Liputan6.com, Jakarta Hasil skrining Kementerian Kesehatan RI soal gejala depresi yang dialami 2.716 mahasiswa Program Pendidikan Dokter Spesialis (PPDS) tengah menjadi perbincangan hangat.
Dari 12.121 mahasiswa PPDS yang bertugas di 28 rumah sakit vertikal, 22,4 persen mengalami gejala depresi.
Baca Juga
Menurut Ketua Junior Doctors Network (JDN) Indonesia, Tommy Dharmawan, salah satu faktor yang menyebabkan depresi pada PPDS adalah tidak adanya pemasukan. Terkait hal ini, Tommy merekomendasikan agar peserta PPDS untuk mendapatkan gaji dari rumah sakit tempat ia bekerja.
Advertisement
Ada alasan para calon dokter spesialis ini perlu digaji.
“Kenapa gaji ini sangat penting? Karena para PPDS ini ada di rentang usia dewasa di mana mereka rata-rata sudah umur 30, sudah berkeluarga, sehingga ya memang mereka membutuhkan biaya untuk kehidupan sehari-hari,” kata Tommy dalam temu media secara daring bersama Ikatan Dokter Indonesia (IDI) Jumat (19/4/2024).
Dia menambahkan, para PPDS di seluruh dunia mendapatkan gaji dari rumah sakit tempat mereka bertugas. Di Malaysia, calon dokter spesialis digaji dengan nominal sekitar Rp15 juta. Sementara itu, di negara maju seperti Singapura peserta PPDS digaji 2.650 dollar Singapura.
Sementara itu, Indonesia adalah satu-satunya negara di dunia yang tidak memberikan gaji pada para PPDS.
“Indonesia ini adalah satu-satunya negara di dunia yang tidak memberikan gaji untuk para PPDS. Padahal di Undang-Undang Pendidikan Kedokteran Tahun 2013 sudah dicantumkan bahwa pemerintah wajib memberikan gaji untuk para PPDS,” jelas Tommy.

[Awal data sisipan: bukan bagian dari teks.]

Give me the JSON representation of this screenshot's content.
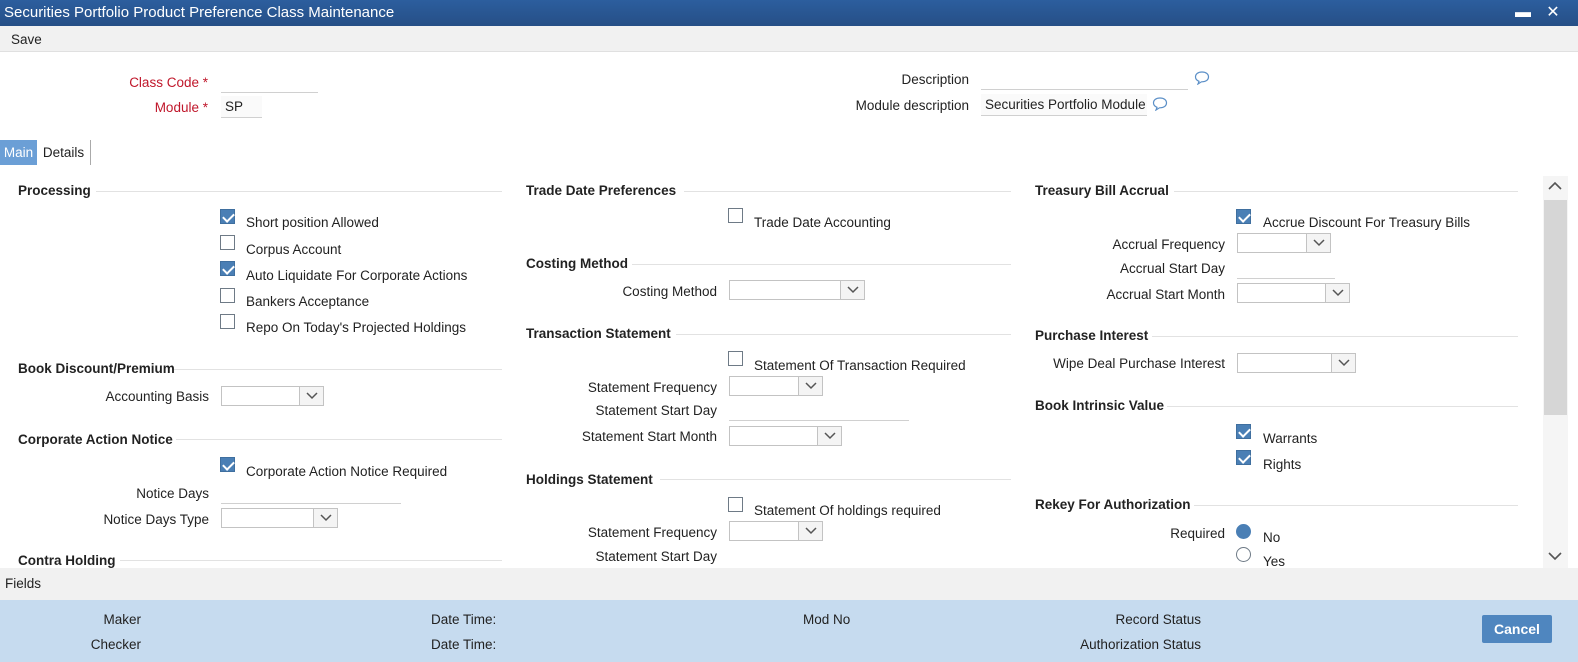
{
  "window": {
    "title": "Securities Portfolio Product Preference Class Maintenance",
    "minimize": "▬",
    "close": "✕"
  },
  "toolbar": {
    "save_label": "Save"
  },
  "header": {
    "class_code_label": "Class Code",
    "class_code_value": "",
    "module_label": "Module",
    "module_value": "SP",
    "required_marker": "*",
    "description_label": "Description",
    "description_value": "",
    "module_description_label": "Module description",
    "module_description_value": "Securities Portfolio Module"
  },
  "tabs": [
    {
      "label": "Main"
    },
    {
      "label": "Details"
    }
  ],
  "processing": {
    "title": "Processing",
    "options": [
      {
        "label": "Short position Allowed",
        "checked": true
      },
      {
        "label": "Corpus Account",
        "checked": false
      },
      {
        "label": "Auto Liquidate For Corporate Actions",
        "checked": true
      },
      {
        "label": "Bankers Acceptance",
        "checked": false
      },
      {
        "label": "Repo On Today's Projected Holdings",
        "checked": false
      }
    ]
  },
  "book_discount": {
    "title": "Book Discount/Premium",
    "accounting_basis_label": "Accounting Basis",
    "accounting_basis_value": ""
  },
  "corporate_action": {
    "title": "Corporate Action Notice",
    "notice_required_label": "Corporate Action Notice Required",
    "notice_required_checked": true,
    "notice_days_label": "Notice Days",
    "notice_days_value": "",
    "notice_days_type_label": "Notice Days Type",
    "notice_days_type_value": ""
  },
  "contra_holding": {
    "title": "Contra Holding"
  },
  "trade_date": {
    "title": "Trade Date Preferences",
    "accounting_label": "Trade Date Accounting",
    "accounting_checked": false
  },
  "costing": {
    "title": "Costing Method",
    "method_label": "Costing Method",
    "method_value": ""
  },
  "transaction_statement": {
    "title": "Transaction Statement",
    "required_label": "Statement Of Transaction Required",
    "required_checked": false,
    "frequency_label": "Statement Frequency",
    "start_day_label": "Statement Start Day",
    "start_month_label": "Statement Start Month"
  },
  "holdings_statement": {
    "title": "Holdings Statement",
    "required_label": "Statement Of holdings required",
    "required_checked": false,
    "frequency_label": "Statement Frequency",
    "start_day_label": "Statement Start Day"
  },
  "treasury": {
    "title": "Treasury Bill Accrual",
    "accrue_label": "Accrue Discount For Treasury Bills",
    "accrue_checked": true,
    "frequency_label": "Accrual Frequency",
    "start_day_label": "Accrual Start Day",
    "start_month_label": "Accrual Start Month"
  },
  "purchase_interest": {
    "title": "Purchase Interest",
    "wipe_label": "Wipe Deal Purchase Interest"
  },
  "intrinsic": {
    "title": "Book Intrinsic Value",
    "warrants_label": "Warrants",
    "warrants_checked": true,
    "rights_label": "Rights",
    "rights_checked": true
  },
  "rekey": {
    "title": "Rekey For Authorization",
    "required_label": "Required",
    "no_label": "No",
    "yes_label": "Yes",
    "selected": "No"
  },
  "fields_bar": {
    "label": "Fields"
  },
  "footer": {
    "maker_label": "Maker",
    "checker_label": "Checker",
    "datetime_label_1": "Date Time:",
    "datetime_label_2": "Date Time:",
    "mod_no_label": "Mod No",
    "record_status_label": "Record Status",
    "auth_status_label": "Authorization Status",
    "cancel_label": "Cancel"
  },
  "colors": {
    "title_bar": "#2c5e9e",
    "accent": "#4a7fb5",
    "required": "#c0172b",
    "footer": "#c6dbef"
  }
}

Salah Satu Sumber Depresi PPDS
Tidak adanya pemberian gaji untuk para PPDS menjadi salah satu sumber depresi, lanjut Tommy.
“Tidak memberi gaji pada PPDS adalah salah satu sumber depresi untuk para PPDS. Jadi, isu ini harus ada solusinya, jangan hanya isu saja.”
Salah satu solusi yang dapat dilakukan untuk menangani isu ini menurut Tommy adalah memberikan gaji pada para PPDS.
“Solusi yang pertama adalah memberikan gaji pada para PPDS karena itu adalah sumber depresi mereka.”
Advertisement
Kurangi Beban Kerja PPDS
Selain pemberian gaji, solusi kedua yang dapat dilakukan adalah mengurangi beban kerja PPDS.
“Kenapa? Karena di dunia saja sudah ada working hour regulation untuk para dokter. Terutama untuk para PPDS, jam kerjanya harus dibatasi kurang dari sama dengan 80 jam per minggu.”
Tommy mengerti, para PPDS membutuhkan waktu istirahat yang manusiawi. Di sisi lain, mereka juga butuh waktu belajar.
“PPDS ini pelatihannya bersifat magang sehingga jam terbang yang banyak tentu akan membuat PPDS lebih terlatih dan kualitas pelayanan pada pasien juga baik.”
“Saya kira-kira 8 tahun yang lalu sudah menjadi PPDS jadi saya ngerti bahwa working hours ini memang manusiawi. Bisa dibayangkan kalau lebih dari 80 jam per minggu PPDS ini bekerja, ya tentu saja ngantuk, tentu ada human error.”
Kurangi Beban Administrasi
Solusi ketiga yang perlu dilakukan adalah mengurangi beban administrasi. Di beberapa rumah sakit, beban PPDS tambah berat dengan adanya beban administrasi.
“Misalnya mencatat jumlah operasi atau mencatat database juga mencatat pelayanan yang di-coding-kan untuk BPJS, nah itu kan seharusnya bukan tugas PPDS.”
“Jadi, saran kami ada tiga mengenai masalah depresi ini. Setelah kami melakukan wawancara dan kami alami sendiri selama 6 tahun jadi PPDS di rumah sakit pendidikan, saran pertama adalah berikan gaji kepada PPDS, kedua working hours yang manusiawi, ketiga kurangi atau tiadakan beban administrasi yang mencekik PPDS,” pungkasnya.